Im Internet erreicht eine E-Mail ihren Empfänger nicht direkt sondern passiert zahlreiche verschiedene Server. Die Übertragung einer eMails gleicht dem Versenden einer Postkarte, denn jeder der sie in die Hand bekommt kann sie problemlos mitlesen. Um sich davor zu schützen kann eine E-Mail verschlüsselt werden. Das bekannste und effektivste Programm dafür nennt sich PGP/ GnuPG. Unbefugten ist es damit auch mit größter Anstrengung nicht möglich die E-Mail zu entschlüsseln. GnuPG ermöglicht zudem auch das Signieren von E-Mails. Damit läßt sich die Identität des Absenders prüfen und gewährleistet, dass die E-Mail von Dritten nicht verändert wurde.
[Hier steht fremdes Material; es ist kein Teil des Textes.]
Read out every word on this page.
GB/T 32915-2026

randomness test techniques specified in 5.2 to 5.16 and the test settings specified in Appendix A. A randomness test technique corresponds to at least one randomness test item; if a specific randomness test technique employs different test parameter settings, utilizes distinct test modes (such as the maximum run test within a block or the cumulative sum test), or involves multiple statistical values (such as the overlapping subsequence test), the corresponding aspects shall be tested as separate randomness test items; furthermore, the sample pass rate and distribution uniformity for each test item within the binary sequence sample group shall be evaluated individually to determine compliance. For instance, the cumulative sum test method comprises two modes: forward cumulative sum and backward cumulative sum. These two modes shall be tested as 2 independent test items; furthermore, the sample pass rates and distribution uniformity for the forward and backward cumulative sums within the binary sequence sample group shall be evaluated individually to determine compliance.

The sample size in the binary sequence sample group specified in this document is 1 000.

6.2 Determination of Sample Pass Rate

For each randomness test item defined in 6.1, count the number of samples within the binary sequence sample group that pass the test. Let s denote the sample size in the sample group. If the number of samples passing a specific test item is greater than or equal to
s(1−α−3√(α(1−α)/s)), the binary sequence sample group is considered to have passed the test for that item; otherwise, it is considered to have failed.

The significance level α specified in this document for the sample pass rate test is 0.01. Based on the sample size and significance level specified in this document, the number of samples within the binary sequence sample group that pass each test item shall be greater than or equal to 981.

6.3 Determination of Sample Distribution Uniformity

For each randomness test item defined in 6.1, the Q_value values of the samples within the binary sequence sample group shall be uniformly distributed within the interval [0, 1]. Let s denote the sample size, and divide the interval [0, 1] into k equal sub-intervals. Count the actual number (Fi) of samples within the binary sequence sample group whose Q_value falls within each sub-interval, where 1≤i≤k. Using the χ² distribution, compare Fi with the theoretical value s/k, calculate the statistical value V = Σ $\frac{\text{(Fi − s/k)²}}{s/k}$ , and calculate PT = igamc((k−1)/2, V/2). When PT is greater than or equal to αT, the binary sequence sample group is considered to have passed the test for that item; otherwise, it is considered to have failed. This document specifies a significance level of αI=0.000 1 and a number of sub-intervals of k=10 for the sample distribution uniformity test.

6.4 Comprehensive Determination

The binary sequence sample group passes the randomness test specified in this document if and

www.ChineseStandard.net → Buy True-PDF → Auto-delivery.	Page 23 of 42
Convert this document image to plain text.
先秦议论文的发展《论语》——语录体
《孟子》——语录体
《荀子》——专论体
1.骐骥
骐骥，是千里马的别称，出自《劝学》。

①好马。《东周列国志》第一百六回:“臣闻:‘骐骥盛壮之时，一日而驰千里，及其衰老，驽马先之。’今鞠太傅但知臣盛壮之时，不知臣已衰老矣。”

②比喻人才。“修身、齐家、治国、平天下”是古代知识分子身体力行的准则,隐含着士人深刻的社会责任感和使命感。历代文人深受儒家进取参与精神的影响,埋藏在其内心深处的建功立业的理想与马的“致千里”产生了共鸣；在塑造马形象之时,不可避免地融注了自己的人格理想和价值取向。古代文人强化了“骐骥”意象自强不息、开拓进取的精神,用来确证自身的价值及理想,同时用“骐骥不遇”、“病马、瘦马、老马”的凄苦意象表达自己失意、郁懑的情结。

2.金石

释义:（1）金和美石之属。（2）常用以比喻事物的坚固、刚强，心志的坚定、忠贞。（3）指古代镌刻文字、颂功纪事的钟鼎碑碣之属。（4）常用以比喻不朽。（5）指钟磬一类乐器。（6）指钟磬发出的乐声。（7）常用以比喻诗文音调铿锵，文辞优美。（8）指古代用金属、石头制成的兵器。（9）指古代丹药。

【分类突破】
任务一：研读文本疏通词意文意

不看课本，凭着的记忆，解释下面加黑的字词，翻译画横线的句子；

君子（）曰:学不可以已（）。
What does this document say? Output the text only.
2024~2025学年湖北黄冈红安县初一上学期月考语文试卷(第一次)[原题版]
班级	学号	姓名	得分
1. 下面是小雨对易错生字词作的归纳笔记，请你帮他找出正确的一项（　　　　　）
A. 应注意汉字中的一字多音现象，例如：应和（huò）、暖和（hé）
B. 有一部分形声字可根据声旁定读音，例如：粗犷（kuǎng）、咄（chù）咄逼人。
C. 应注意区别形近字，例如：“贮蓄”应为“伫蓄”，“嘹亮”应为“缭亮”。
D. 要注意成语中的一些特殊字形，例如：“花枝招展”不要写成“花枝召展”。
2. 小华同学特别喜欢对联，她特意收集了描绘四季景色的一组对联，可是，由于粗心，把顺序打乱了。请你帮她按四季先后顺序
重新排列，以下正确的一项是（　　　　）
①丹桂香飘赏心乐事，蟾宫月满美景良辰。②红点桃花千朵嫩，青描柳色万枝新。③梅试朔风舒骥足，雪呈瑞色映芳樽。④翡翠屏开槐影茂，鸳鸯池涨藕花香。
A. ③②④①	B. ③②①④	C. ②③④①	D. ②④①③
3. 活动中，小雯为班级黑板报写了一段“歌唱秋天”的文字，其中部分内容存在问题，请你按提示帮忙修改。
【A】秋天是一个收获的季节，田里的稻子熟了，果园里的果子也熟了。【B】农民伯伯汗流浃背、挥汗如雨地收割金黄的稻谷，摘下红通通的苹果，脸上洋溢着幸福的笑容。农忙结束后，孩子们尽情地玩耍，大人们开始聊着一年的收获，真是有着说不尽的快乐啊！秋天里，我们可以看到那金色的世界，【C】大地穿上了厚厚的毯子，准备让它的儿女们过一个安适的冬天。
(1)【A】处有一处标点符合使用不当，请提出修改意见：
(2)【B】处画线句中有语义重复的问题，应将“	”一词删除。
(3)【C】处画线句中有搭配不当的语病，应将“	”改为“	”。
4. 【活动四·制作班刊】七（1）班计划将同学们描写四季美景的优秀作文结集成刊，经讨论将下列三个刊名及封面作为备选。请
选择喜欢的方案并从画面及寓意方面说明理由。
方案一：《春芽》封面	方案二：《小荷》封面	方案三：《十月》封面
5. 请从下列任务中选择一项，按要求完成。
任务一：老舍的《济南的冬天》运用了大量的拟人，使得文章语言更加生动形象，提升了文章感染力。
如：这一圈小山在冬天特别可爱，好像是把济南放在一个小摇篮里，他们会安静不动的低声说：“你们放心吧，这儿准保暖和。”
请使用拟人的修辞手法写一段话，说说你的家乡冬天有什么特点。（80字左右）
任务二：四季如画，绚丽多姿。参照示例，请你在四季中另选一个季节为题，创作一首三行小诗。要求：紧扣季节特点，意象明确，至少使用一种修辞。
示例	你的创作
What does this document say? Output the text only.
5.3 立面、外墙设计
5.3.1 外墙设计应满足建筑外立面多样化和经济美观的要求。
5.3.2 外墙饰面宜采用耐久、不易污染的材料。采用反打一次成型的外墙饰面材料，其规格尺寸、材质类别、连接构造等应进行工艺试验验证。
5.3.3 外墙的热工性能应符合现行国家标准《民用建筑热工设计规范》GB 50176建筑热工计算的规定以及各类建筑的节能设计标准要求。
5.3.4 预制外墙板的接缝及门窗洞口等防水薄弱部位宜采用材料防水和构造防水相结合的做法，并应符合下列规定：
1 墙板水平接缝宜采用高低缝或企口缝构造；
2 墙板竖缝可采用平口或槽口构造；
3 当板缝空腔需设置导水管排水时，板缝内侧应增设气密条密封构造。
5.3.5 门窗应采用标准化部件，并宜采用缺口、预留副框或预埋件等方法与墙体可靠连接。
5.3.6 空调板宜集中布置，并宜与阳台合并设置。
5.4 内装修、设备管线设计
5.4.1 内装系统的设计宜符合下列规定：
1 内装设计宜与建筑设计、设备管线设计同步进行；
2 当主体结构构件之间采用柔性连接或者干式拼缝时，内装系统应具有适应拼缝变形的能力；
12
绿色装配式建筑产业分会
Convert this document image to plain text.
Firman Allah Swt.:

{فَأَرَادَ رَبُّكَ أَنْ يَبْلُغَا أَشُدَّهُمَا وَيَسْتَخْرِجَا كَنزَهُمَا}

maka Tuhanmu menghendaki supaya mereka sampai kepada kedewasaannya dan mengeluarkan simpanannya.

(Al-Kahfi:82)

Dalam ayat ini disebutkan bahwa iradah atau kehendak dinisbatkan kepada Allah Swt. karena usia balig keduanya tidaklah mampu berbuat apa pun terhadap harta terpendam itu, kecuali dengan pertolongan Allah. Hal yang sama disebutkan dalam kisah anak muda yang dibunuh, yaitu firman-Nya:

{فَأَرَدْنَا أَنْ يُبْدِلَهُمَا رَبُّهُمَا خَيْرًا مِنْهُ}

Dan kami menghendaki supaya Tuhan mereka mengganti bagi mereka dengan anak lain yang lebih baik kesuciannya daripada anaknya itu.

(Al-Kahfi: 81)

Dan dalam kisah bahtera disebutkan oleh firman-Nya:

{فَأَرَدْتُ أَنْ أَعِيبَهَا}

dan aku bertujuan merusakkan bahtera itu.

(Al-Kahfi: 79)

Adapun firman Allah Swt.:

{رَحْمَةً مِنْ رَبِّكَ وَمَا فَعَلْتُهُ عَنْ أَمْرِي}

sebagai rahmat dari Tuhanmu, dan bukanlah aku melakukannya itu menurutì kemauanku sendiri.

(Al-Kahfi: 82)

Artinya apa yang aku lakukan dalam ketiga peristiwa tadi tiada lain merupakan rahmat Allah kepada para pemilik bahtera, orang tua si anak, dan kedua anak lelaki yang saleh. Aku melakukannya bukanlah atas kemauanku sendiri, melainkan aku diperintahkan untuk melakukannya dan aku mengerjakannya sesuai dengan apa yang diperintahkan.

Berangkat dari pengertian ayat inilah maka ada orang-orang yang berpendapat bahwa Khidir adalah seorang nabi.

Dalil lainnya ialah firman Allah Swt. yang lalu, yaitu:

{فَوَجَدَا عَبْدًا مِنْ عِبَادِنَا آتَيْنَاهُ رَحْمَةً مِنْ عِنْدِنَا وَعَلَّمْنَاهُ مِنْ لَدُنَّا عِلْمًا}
Interessierte finden im Internet zahlreiche Anleitungen und Konfigurationshilfen um in Zukunft den E-Mail Verkehr zu verschlüsseln. So stellt beispielsweise das Landeszentrum für Datenschutz Schleswig-Holstein eine Anleitung zum Download bereit

Hinweis: In manchen Ländern ist der Einsatz von Verschlüsselungssoftware streng verboten und wird teilweise hart bestraft.